I tend to apply Lincoln’s thinking about slavery to today’s abortion battles. He told a Lewistown, Ill., audience in 1858 that the Declaration of Independence reflected the Founders’ belief that “nothing stamped with the Divine image and likeness was sent into the world to be trodden on.” What Lincoln jotted down in his 1862 “Meditation on the Divine Will” concerning the Civil War also pertains to our current abortion war: “I am almost ready to say this is probably true—that God wills this contest, and wills that it shall not end yet.”
Weiner includes French playwright and wit Nicolas Chamfort’s apt summary of the revolutionary credo: “Be my brother, or I will kill you.” James Byrd’s A Holy Baptism of Fire & Blood: The Bible & the American Civil War (Oxford University Press, 2021) takes us to the killing fields and the Book both sides read. British statesmen had found that conflict over slavery was repressible, if the anti-slavery side was willing to pay off slaveholders, as Lincoln had proposed—but Byrd shows how “compromise was not a strength of many evangelicals during this period.”

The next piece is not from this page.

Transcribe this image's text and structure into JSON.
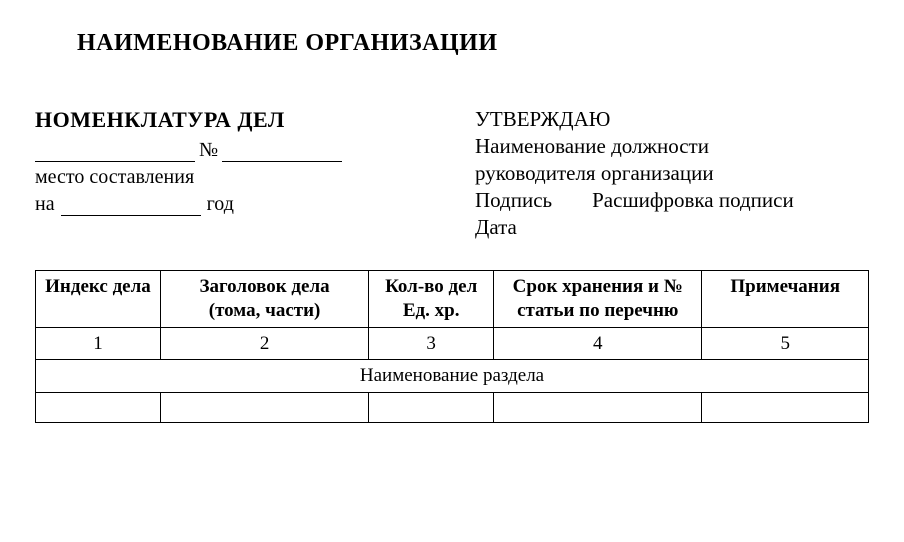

Sadly, too many Americans on both sides in 1861 agreed with Virginia Gov. Henry A. Wise: “I rejoice in this war. … It is a war of purification. You want war, fire, blood to purify you, and the Lord of Hosts has demanded that you should walk through fire and blood.” Christianity, though, declares that Christ’s blood has already purified us in God’s eyes. Wise’s words belie his last name.
Bookmarks
Melanie Kirkpatrick’s Lady Editor (Encounter, 2021) tells of Sarah Josepha Hale, who edited a popular 19th-century magazine, Godey’s Lady’s Book. Hale fought the overwriting endemic at the time. She demanded “short, racy, spirited essays.” She said “no” to one aspiring author and told him he would one day thank her for sparing him the embarrassment that would come his way if she published his submission. She told poor writers that they should write as they pleased because they were incapable of pleasing others.
Hale was also unsentimental about poverty. She wrote with admiration of Jews who demanded that their sons learn a trade and their daughters learn to sew. Hale founded in the 1830s the Seaman’s Aid Society, not to give alms but to “empower individual women to break out of the cycle of poverty in which sailors’ wives were usually trapped.” She trained those wives to be seamstresses capable of making seamen’s garments with strong seams so the clothing “will not be blown apart in the first gale.” —M.O.